Com isso, não podemos considerar as decisões da Justiça Desportiva, uma Justiça constitucionalmente estabelecida, como um título executivo judicial ou extrajudicial, uma vez que não está elencado no rol taxativo de títulos executivos do Código de Processo Civil. Sendo assim, levada ao Poder Judiciário para garantia de execução, a decisão da Justiça Desportiva nem sequer será considerada um título executivo, e deverá passar por todo o processo de conhecimento. Incluir a natureza executiva das decisões da Justiça Desportiva em lei específica poderia representar um avanço significativo da garantia de cumprimento de suas decisões.

Outro ponto crítico para isso é o fato de que não há qualquer previsão normativa sobre quem seria responsável por levar tal questionamento ao conhecimento do Poder Judiciário. Em uma análise extensiva do que dispõe o CBJD no artigo 21, que dispõe sobre as competências da Procuradoria da Justiça Desportiva, especialmente nos incisos III e V, que elencam que cabe à Procuradoria formalizar providências legais (III) e propor medidas que visem à preservação dos princípios que regem a Justiça Desportiva (V), podemos dizer que caberá à Procuradoria de cada Tribunal de Justiça Desportiva levar as decisões desses casos ao conhecimento do Poder Judiciário para garantir que sejam cumpridas.

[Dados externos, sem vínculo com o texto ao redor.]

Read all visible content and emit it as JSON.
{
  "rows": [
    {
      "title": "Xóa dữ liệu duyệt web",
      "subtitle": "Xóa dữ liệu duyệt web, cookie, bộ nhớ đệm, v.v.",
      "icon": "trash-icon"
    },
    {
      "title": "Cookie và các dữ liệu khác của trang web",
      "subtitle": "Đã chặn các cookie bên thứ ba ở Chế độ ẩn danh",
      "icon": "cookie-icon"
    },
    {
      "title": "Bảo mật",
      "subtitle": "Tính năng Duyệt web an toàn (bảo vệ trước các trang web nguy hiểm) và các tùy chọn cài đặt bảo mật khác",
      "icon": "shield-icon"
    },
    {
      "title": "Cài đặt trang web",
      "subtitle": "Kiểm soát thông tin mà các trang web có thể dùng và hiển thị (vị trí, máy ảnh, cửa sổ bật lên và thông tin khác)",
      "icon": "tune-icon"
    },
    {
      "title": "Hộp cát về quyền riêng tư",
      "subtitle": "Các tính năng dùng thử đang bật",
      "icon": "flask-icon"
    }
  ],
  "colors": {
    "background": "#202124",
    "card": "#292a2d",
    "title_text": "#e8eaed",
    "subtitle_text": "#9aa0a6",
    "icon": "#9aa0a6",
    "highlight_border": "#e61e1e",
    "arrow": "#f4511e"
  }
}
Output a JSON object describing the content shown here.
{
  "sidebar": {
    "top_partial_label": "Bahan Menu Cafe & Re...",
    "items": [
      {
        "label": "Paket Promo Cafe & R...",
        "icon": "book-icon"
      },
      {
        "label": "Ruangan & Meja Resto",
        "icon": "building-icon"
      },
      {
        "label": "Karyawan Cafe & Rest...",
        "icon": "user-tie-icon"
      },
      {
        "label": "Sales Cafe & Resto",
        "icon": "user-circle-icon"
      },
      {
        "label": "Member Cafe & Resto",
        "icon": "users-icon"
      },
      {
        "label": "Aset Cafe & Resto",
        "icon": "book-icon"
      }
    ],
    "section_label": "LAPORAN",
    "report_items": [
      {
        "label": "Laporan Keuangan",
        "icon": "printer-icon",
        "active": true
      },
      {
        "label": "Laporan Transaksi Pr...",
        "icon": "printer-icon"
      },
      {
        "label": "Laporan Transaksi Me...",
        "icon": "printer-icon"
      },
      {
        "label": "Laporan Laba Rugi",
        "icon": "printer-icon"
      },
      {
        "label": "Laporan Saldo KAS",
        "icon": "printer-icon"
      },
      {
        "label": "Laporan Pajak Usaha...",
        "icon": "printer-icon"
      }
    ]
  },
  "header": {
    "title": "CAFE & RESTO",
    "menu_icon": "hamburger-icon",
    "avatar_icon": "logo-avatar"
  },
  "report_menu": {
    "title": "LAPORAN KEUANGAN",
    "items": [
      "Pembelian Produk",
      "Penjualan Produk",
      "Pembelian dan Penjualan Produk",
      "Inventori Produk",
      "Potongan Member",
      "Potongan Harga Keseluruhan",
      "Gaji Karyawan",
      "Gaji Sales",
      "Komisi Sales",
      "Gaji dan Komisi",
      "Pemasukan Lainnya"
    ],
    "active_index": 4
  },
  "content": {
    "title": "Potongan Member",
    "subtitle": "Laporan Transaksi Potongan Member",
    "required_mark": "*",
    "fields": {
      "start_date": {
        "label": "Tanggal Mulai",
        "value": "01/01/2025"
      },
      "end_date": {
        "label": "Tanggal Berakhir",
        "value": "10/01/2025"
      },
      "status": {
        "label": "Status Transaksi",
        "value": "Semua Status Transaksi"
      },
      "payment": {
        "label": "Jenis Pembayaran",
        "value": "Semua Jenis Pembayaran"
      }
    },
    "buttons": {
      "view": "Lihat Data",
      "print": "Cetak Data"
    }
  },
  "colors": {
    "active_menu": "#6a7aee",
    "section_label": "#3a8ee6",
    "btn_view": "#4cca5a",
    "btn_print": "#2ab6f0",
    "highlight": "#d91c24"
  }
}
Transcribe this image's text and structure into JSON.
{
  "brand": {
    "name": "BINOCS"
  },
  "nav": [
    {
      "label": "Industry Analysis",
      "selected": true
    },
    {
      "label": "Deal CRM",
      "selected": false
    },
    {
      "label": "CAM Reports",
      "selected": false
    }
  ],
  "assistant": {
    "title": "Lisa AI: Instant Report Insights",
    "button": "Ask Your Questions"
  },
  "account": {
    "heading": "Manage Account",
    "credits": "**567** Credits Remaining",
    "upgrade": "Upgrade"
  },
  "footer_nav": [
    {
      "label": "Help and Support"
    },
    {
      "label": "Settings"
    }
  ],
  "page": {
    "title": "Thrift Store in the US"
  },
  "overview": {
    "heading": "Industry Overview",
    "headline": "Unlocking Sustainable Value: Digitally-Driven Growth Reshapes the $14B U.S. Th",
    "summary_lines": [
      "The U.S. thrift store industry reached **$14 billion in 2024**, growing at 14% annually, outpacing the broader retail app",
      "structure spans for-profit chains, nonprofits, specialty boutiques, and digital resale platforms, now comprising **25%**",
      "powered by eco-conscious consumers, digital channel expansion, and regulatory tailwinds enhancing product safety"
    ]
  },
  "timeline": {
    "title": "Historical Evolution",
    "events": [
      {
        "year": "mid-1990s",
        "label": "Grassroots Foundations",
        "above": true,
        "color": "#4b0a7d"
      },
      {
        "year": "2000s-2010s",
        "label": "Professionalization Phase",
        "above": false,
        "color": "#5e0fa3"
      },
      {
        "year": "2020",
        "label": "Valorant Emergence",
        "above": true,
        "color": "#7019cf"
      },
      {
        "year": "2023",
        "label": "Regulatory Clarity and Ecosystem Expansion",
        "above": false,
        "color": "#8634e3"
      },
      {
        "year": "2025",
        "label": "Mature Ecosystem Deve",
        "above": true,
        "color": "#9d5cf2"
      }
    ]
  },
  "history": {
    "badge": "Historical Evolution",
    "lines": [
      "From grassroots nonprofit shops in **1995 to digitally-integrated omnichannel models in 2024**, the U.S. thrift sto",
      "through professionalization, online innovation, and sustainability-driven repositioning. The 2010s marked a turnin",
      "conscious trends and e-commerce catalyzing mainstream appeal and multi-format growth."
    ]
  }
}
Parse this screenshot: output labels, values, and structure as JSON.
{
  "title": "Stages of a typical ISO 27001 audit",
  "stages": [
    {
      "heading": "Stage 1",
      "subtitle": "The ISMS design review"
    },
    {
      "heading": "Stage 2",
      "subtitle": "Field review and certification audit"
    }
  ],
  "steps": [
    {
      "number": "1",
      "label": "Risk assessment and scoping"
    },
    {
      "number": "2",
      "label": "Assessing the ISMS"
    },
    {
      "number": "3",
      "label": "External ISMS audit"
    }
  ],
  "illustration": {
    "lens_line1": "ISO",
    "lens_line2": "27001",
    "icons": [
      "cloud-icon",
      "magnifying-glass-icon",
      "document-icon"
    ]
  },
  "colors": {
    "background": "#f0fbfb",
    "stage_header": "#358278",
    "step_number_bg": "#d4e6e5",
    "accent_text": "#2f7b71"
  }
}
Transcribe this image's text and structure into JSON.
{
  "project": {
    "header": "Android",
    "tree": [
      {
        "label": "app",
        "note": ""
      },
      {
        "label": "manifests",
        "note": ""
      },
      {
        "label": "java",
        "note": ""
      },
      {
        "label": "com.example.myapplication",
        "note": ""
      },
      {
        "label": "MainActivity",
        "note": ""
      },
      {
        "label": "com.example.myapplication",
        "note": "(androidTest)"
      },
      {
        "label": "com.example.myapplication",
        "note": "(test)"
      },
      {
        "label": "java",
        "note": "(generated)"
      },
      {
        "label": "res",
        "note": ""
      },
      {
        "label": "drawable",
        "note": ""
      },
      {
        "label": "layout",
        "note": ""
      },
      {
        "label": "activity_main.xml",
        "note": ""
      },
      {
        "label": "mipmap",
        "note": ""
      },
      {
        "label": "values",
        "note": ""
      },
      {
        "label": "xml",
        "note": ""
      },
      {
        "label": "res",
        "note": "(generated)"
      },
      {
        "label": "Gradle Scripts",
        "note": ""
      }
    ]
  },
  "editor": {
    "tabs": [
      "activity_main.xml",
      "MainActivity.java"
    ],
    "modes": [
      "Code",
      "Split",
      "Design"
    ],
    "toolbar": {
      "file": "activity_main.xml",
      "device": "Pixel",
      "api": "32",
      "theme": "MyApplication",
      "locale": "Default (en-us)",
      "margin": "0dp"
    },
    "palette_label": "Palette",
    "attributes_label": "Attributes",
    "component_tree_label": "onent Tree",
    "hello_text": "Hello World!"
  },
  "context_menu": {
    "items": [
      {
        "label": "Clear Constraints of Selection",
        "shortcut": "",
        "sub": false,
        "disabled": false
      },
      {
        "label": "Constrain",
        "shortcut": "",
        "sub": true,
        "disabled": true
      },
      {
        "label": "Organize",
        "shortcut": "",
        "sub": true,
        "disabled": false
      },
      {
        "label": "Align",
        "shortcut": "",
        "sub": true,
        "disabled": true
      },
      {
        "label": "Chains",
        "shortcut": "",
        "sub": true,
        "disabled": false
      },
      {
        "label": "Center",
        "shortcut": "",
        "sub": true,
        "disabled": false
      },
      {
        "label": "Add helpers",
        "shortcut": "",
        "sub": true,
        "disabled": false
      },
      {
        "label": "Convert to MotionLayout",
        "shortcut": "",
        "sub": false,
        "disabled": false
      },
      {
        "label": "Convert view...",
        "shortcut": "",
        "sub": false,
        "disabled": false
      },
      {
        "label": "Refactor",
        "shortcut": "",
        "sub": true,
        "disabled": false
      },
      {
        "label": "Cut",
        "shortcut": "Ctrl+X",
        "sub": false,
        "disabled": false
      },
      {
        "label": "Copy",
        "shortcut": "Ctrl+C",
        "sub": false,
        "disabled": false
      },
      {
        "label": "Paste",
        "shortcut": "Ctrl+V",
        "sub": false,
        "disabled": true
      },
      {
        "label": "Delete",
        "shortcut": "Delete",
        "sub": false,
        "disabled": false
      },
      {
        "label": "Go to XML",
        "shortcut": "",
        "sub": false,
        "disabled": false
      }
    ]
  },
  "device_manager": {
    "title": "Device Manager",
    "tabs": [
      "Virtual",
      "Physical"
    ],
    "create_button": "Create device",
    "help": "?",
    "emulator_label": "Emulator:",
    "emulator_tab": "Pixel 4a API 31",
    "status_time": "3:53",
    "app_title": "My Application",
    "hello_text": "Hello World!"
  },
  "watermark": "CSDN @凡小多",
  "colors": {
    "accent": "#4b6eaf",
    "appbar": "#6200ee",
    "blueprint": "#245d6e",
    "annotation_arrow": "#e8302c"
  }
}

No entanto, como já exposto, não há qualquer preocupação das normas jusdesportivas em garantir o cumprimento das decisões da Justiça Desportiva, o que enfraquece sobremaneira sua estrutura. É indispensável que o Poder Legislativo busque fortalecer uma instituição criada com bases constitucionais, dando-lhe legitimidade expressa e garantias de executabilidade. Para isso, os acadêmicos da área não podem se privar de discutir o tema e dessa forma oferecer subsídios para que o Legislativo possa cumprir sua missão com o maior embasamento possível. Não se pode “privilegiar” aqueles que são punidos por infrações gravíssimas (as que geralmente levam à eliminação) com uma estrutura que dificulta a eficácia da imposição do cumprimento de suas penas.